PollInterval time.Duration
// BatchSize is the max events leased per tick (default 100).
BatchSize int
// PublishTimeout bounds each publish + its follow-up mark (default 5s).
PublishTimeout time.Duration
}
RelayConfig configures the Relay worker.
type Store ¶
type Store interface {
// WithTx returns a sibling Store whose queries run on tx. Used by WithinTran
// to insert events in the caller's domain transaction.
WithTx(tx sqlx.ExtContext) Store
// Insert writes pending events. Bound to a transaction when the Store was
// derived via WithTx.
Insert(ctx context.Context, events ...Event) error
// LeasePending atomically claims up to limit pending events whose
// next_attempt_at <= now, marks them in_flight with a fresh lease id, and
// returns them (FOR UPDATE SKIP LOCKED, so relay replicas split work).
LeasePending(ctx context.Context, now time.Time, limit int) ([]Event, error)
// MarkSent transitions in_flight -> sent. Guarded by leaseID; returns
// ErrLeaseLost on a lease mismatch.
MarkSent(ctx context.Context, ev Event, leaseID uuid.UUID, now time.Time) error
// MarkFailed transitions in_flight -> pending (attempts+1 < max, with
// next_attempt_at advanced by backoff) or -> failed (attempts+1 >= max).

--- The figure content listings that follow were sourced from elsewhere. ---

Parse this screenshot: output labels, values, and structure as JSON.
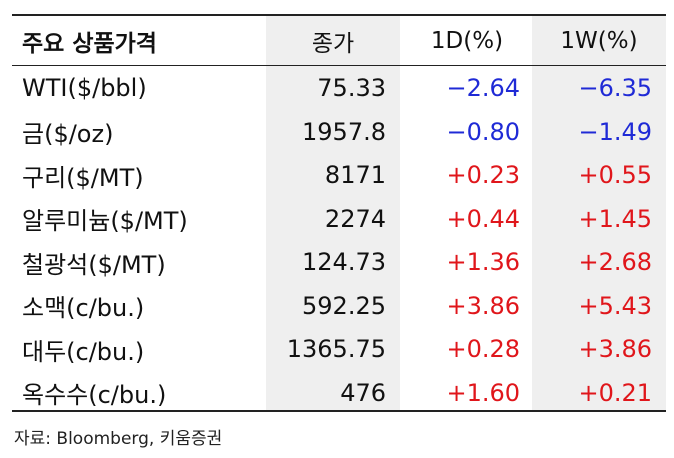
{
  "table": {
    "headers": [
      "주요 상품가격",
      "종가",
      "1D(%)",
      "1W(%)"
    ],
    "rows": [
      {
        "name": "WTI($/bbl)",
        "close": "75.33",
        "d1": "−2.64",
        "w1": "−6.35",
        "d1_sign": "neg",
        "w1_sign": "neg"
      },
      {
        "name": "금($/oz)",
        "close": "1957.8",
        "d1": "−0.80",
        "w1": "−1.49",
        "d1_sign": "neg",
        "w1_sign": "neg"
      },
      {
        "name": "구리($/MT)",
        "close": "8171",
        "d1": "+0.23",
        "w1": "+0.55",
        "d1_sign": "pos",
        "w1_sign": "pos"
      },
      {
        "name": "알루미늄($/MT)",
        "close": "2274",
        "d1": "+0.44",
        "w1": "+1.45",
        "d1_sign": "pos",
        "w1_sign": "pos"
      },
      {
        "name": "철광석($/MT)",
        "close": "124.73",
        "d1": "+1.36",
        "w1": "+2.68",
        "d1_sign": "pos",
        "w1_sign": "pos"
      },
      {
        "name": "소맥(c/bu.)",
        "close": "592.25",
        "d1": "+3.86",
        "w1": "+5.43",
        "d1_sign": "pos",
        "w1_sign": "pos"
      },
      {
        "name": "대두(c/bu.)",
        "close": "1365.75",
        "d1": "+0.28",
        "w1": "+3.86",
        "d1_sign": "pos",
        "w1_sign": "pos"
      },
      {
        "name": "옥수수(c/bu.)",
        "close": "476",
        "d1": "+1.60",
        "w1": "+0.21",
        "d1_sign": "pos",
        "w1_sign": "pos"
      }
    ]
  },
  "colors": {
    "negative": "#1f2ad6",
    "positive": "#e0161b",
    "shade": "#efefef"
  },
  "source": "자료: Bloomberg, 키움증권"
}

// Guarded by leaseID; returns ErrLeaseLost on a lease mismatch.
MarkFailed(ctx context.Context, ev Event, leaseID uuid.UUID, errMsg string, now time.Time) error
// SweepExpiredLeases returns in_flight rows whose lease is older than
// leaseTimeout back to pending (a crashed-relay signal — attempts is NOT
// incremented). Returns the number reclaimed.
SweepExpiredLeases(ctx context.Context, leaseTimeout time.Duration, now time.Time, limit int) (int64, error)
// Cleanup deletes sent/failed rows created before now-retention. Returns the
// number of rows deleted.
Cleanup(ctx context.Context, retention time.Duration, now time.Time) (int64, error)
}
Store is the persistence port for the outbox table. The Postgres implementation is *PG.
type SweeperConfig ¶
type SweeperConfig struct {
Name string // default "outbox-sweeper"
// Interval between sweeps (default 30s).
Interval time.Duration
// LeaseTimeout: in_flight rows leased longer than this are reclaimed
// (default 1m). Set comfortably above RelayConfig.PublishTimeout.
LeaseTimeout time.Duration
// BatchSize bounds rows reclaimed per sweep (default 100).
BatchSize int
}
SweeperConfig configures the Sweeper worker.